Operating System - OpenVMS
1752587 Members
3734 Online
108788 Solutions
New Discussion юеВ

Re: Java performance issue on large directories

 
Anders Wallin
New Member

Java performance issue on large directories

Hello,

I am using SVNKIT (Java Subversion Client) on VMS Itanum V8.3. I have noticed that performance declines rapidly when checking out a large number of files to the _one_ directory .

Checking out 2700 files to one directory took close to an hour. When splitting the files into 7 subdirectories the execution time dropped from one hour to 10 minutes.

Has anyone noticed this? Anyone knows what to do about it? I have done the usual stuff, installed Java sharables resident, using pure ODS5 etc but it doesn't really help.

Any input or suggestion i s most welcome.
7 REPLIES 7
Hein van den Heuvel
Honored Contributor

Re: Java performance issue on large directories


10 minutes still sounds like 'for-ever'.

How long is the average file name?

Can you do something about order?

OpenVMS Directories 'like' two modes of acces.
1) add to end, and delete from end
2) removes and inserts ROUGHLY in the same sort order.

You may want to MEASURE what the system is doign during those 10 minutes (or that hour)
using $MONI FCP,FILE
Bettter still, have T4 do the collection and replay.

You may need to ADJUST the SYSGEN ACP params for this application.
Notably: $MCR SYSGEN SHOW /ACP
ACP_MAXREAD
ACP_DIRCACHE

Hope this helps some,
Hein van den Heuvel ( at gmail dot com )
HvdH Performance COnsulting




Craig A Berry
Honored Contributor

Re: Java performance issue on large directories

Hein covered the VMS-specific gotchas related to large directories (though I'm not sure 2700 files counts as all that large anymore). I think a more likely culprit would be SVNKIT loading tons of data into memory at the same time and causing excessive page faults. So check your working set usage, paging file useage, fault rates, etc. You can also probably use Java tools to trace what it's doing as well as more traditional OpenVMS tools.
Anders Wallin
New Member

Re: Java performance issue on large directories

Well, I finally stumbled on the answer.

I am posting this for the benefit of other OpenVMS SVNKIT users.

I have had problems checking out/updating large directories, 2700 files or more. The check out time was 60 (sixty) minutes and the CPU time just as much.

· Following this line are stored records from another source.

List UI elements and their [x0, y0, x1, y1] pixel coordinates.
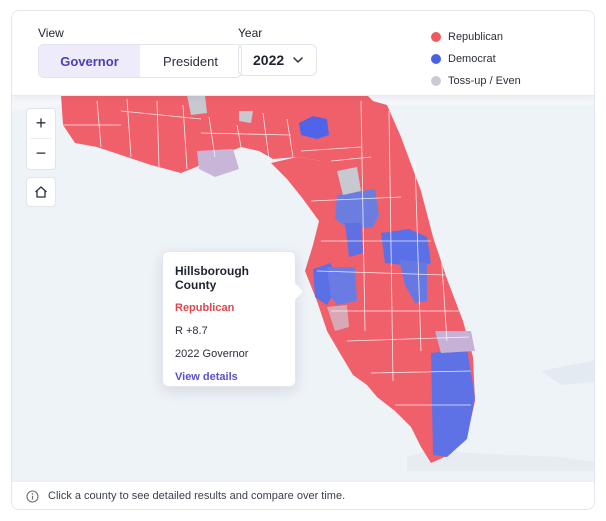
view-president-button[interactable]: President	[140, 45, 241, 77]
legend-label-republican: Republican	[448, 31, 504, 43]
view-governor-button[interactable]: Governor	[39, 45, 140, 77]
home-icon	[35, 186, 47, 198]
footer-hint: Click a county to see detailed results a…	[12, 481, 594, 509]
panhandle-region	[61, 95, 367, 173]
legend-label-tossup: Toss-up / Even	[448, 75, 521, 87]
info-icon	[26, 489, 39, 503]
election-map-card: + − Hillsborough County Republican R +8.…	[11, 10, 595, 510]
footer-text: Click a county to see detailed results a…	[48, 490, 346, 502]
map-legend: Republican Democrat Toss-up / Even	[431, 26, 521, 92]
county-alachua	[335, 189, 379, 229]
county-orange	[381, 229, 431, 267]
legend-item-republican: Republican	[431, 26, 521, 48]
legend-item-tossup: Toss-up / Even	[431, 70, 521, 92]
year-select[interactable]: 2022	[238, 44, 317, 76]
zoom-in-button[interactable]: +	[35, 113, 47, 133]
county-broward-palm-beach	[431, 349, 475, 457]
peninsula-region	[271, 95, 475, 463]
view-label: View	[38, 26, 64, 40]
county-st-lucie-tossup	[435, 331, 475, 353]
county-marion-tossup	[337, 167, 361, 195]
chevron-down-icon	[293, 57, 303, 63]
county-bay-tossup	[197, 149, 239, 177]
tossup-swatch	[431, 76, 441, 86]
county-osceola	[399, 259, 427, 303]
legend-item-democrat: Democrat	[431, 48, 521, 70]
county-leon	[299, 116, 329, 139]
florida-county-map[interactable]	[12, 95, 594, 481]
view-details-link[interactable]: View details	[175, 371, 238, 383]
tooltip-margin: R +8.7	[175, 325, 208, 337]
tooltip-county-name: Hillsborough County	[175, 264, 249, 292]
year-label: Year	[238, 26, 263, 40]
year-value: 2022	[253, 52, 285, 68]
view-toggle: Governor President	[38, 44, 242, 78]
county-gadsden-tossup	[187, 95, 207, 115]
county-borders	[63, 98, 472, 406]
zoom-control: + −	[26, 108, 56, 170]
controls-bar: View Governor President Year 2022 Republ…	[12, 11, 594, 96]
home-button[interactable]	[26, 177, 56, 207]
cuba-land	[407, 449, 594, 471]
map-area[interactable]: + − Hillsborough County Republican R +8.…	[12, 95, 594, 481]
democrat-swatch	[431, 54, 441, 64]
zoom-divider	[31, 138, 51, 139]
bahamas-land	[541, 360, 594, 385]
tooltip-party: Republican	[175, 302, 235, 314]
county-sarasota-tossup	[327, 305, 349, 331]
county-hillsborough	[327, 267, 357, 305]
county-small-tossup	[239, 111, 253, 123]
legend-label-democrat: Democrat	[448, 53, 496, 65]
republican-swatch	[431, 32, 441, 42]
county-volusia-west	[345, 223, 363, 257]
county-tooltip: Hillsborough County Republican R +8.7 20…	[162, 251, 305, 387]
tooltip-race: 2022 Governor	[175, 348, 249, 360]
zoom-out-button[interactable]: −	[35, 143, 47, 163]
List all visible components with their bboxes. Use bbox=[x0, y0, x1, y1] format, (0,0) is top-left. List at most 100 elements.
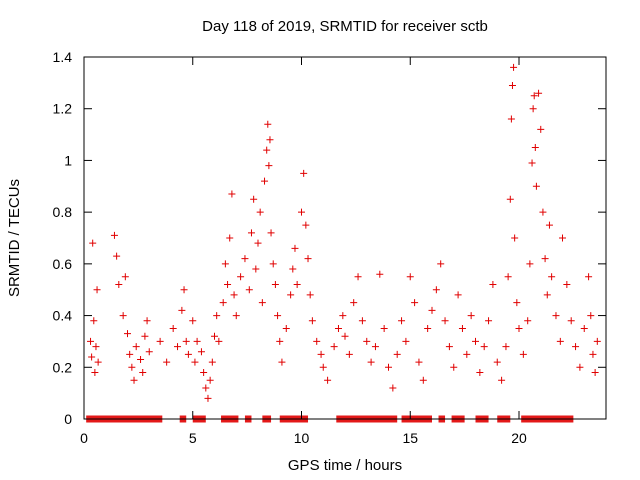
y-tick-label: 1.2 bbox=[53, 101, 73, 117]
plot-frame bbox=[83, 56, 607, 420]
data-point bbox=[276, 337, 284, 345]
x-tick-label: 5 bbox=[189, 430, 197, 446]
data-point bbox=[530, 92, 538, 100]
data-point bbox=[339, 312, 347, 320]
data-point bbox=[587, 312, 595, 320]
data-point bbox=[121, 273, 129, 281]
data-point bbox=[341, 332, 349, 340]
data-point bbox=[291, 244, 299, 252]
data-point bbox=[197, 348, 205, 356]
data-point bbox=[567, 317, 575, 325]
data-point bbox=[537, 125, 545, 133]
data-point bbox=[519, 350, 527, 358]
data-point bbox=[556, 337, 564, 345]
data-point bbox=[508, 81, 516, 89]
data-point bbox=[437, 260, 445, 268]
data-point bbox=[226, 234, 234, 242]
data-point bbox=[406, 273, 414, 281]
data-point bbox=[169, 325, 177, 332]
data-point bbox=[250, 195, 258, 203]
data-point bbox=[252, 265, 260, 273]
data-point bbox=[345, 350, 353, 358]
data-point bbox=[380, 325, 388, 332]
data-point bbox=[221, 260, 229, 268]
data-point bbox=[215, 337, 223, 345]
data-point bbox=[224, 281, 232, 289]
data-point bbox=[94, 358, 102, 366]
data-point bbox=[137, 356, 145, 364]
data-point bbox=[304, 255, 312, 263]
data-point bbox=[585, 273, 593, 281]
data-point bbox=[282, 325, 290, 332]
data-point bbox=[267, 229, 275, 237]
data-point bbox=[415, 358, 423, 366]
y-tick-label: 0 bbox=[64, 411, 72, 427]
data-point bbox=[504, 273, 512, 281]
data-point bbox=[358, 317, 366, 325]
data-point bbox=[502, 343, 510, 351]
data-point bbox=[541, 255, 549, 263]
data-point bbox=[402, 337, 410, 345]
data-point bbox=[163, 358, 171, 366]
data-point bbox=[208, 358, 216, 366]
data-point bbox=[91, 368, 99, 376]
data-point bbox=[589, 350, 597, 358]
data-point bbox=[319, 363, 327, 371]
data-point bbox=[528, 159, 536, 167]
x-axis-label: GPS time / hours bbox=[288, 457, 402, 474]
data-point bbox=[472, 337, 479, 345]
data-point bbox=[467, 312, 475, 320]
data-point bbox=[480, 343, 488, 351]
data-point bbox=[419, 376, 427, 384]
data-point bbox=[156, 337, 164, 345]
data-point bbox=[90, 317, 98, 325]
data-point bbox=[591, 368, 599, 376]
data-point bbox=[510, 63, 518, 71]
y-tick-label: 0.8 bbox=[53, 204, 73, 220]
data-point bbox=[293, 281, 301, 289]
data-point bbox=[213, 312, 221, 320]
data-point bbox=[124, 330, 131, 338]
data-point bbox=[113, 252, 121, 260]
data-point bbox=[258, 299, 266, 307]
data-point bbox=[524, 317, 532, 325]
data-point bbox=[576, 363, 584, 371]
data-point bbox=[180, 286, 188, 294]
data-point bbox=[441, 317, 449, 325]
data-point bbox=[191, 358, 199, 366]
data-point bbox=[506, 195, 514, 203]
axes: 0 5 10 15 20 0 0.2 0.4 0.6 0.8 1 1.2 1.4 bbox=[53, 49, 607, 446]
data-point bbox=[432, 286, 440, 294]
data-point bbox=[202, 384, 210, 392]
data-point bbox=[493, 358, 501, 366]
data-point bbox=[308, 317, 316, 325]
data-point bbox=[350, 299, 358, 307]
data-point bbox=[128, 363, 136, 371]
data-point bbox=[141, 332, 149, 340]
data-point bbox=[219, 299, 227, 307]
data-point bbox=[263, 146, 271, 154]
data-point bbox=[145, 348, 153, 356]
y-tick-label: 0.4 bbox=[53, 308, 73, 324]
data-point bbox=[265, 162, 273, 170]
data-point bbox=[300, 169, 308, 177]
data-point bbox=[363, 337, 371, 345]
x-tick-label: 15 bbox=[402, 430, 418, 446]
data-point bbox=[89, 239, 97, 247]
data-point bbox=[139, 368, 147, 376]
data-point bbox=[132, 343, 140, 351]
data-point bbox=[189, 317, 197, 325]
data-point bbox=[485, 317, 493, 325]
data-point bbox=[424, 325, 432, 332]
data-point bbox=[559, 234, 566, 242]
data-point bbox=[119, 312, 127, 320]
y-tick-label: 1 bbox=[64, 152, 72, 168]
data-point bbox=[526, 260, 534, 268]
data-point bbox=[513, 299, 521, 307]
data-point bbox=[334, 325, 342, 332]
data-point bbox=[247, 229, 255, 237]
data-point bbox=[88, 353, 96, 361]
data-point bbox=[274, 312, 282, 320]
data-point bbox=[178, 306, 186, 314]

After defining svnkit.symlinks=false the checkout time dropped from 60 minutes to 4 minutes.

I added the following change to startup file "jsvnsetup.openvms".
It is important that the quoting is exactly as below to get the final jsvn command right.

....
$ OPT = """""-Dsvnkit.symlinks=false"""""
......

Anders Wallin
Hein van den Heuvel
Honored Contributor

Re: Java performance issue on large directories

Thanks for following up!
Excellent feedback.
Of course it begets the question what it all does extra when symlinks are enabled. Might be a porting problem? Did it matter whether the directory was on an ODS-2 or ODS-5 structure level disk, or is ODS-5 requiered per chance?!
Anyway.. thanks!
Hein.

John Gillings
Honored Contributor

Re: Java performance issue on large directories

Does "checking out" involve deleting directory entries? Could this be a manifestation of the large directory delete issue?

What is the size of the directory file itself, and does the operation involve deleting files (or directory entries)?

A crucible of informative mistakes
Craig A Berry
Honored Contributor

Re: Java performance issue on large directories

The technical explanation of what they are doing is here:

http://www.nabble.com/Re%3A-svnkit-cli-slow-on-large-dirs-%28many-files%29-p12255769.html

Basically the JDK does not have a way to check whether a file is a symlink, so they do some evil hack to figure it out. What it *sounds* like they are doing is spawning an ls command and rooting through the output. I think the polite thing to call such an approach is "architecturally challenged."

In C you would just call lstat() and check the st_mode field with the S_ISLNK macro. Seems like a few lines of JNI code would do the trick, though then they'd have platform-specific bits to maintain and distribute.

Turning off symlink support does seem like the right thing to do here.
Dennis Handly
Acclaimed Contributor

Re: Java performance issue on large directories

>Craig: Basically the JDK does not have a way to check whether a file is a symlink ...
>In C you would just call lstat

On HP-UX, I see calls to readlink(2).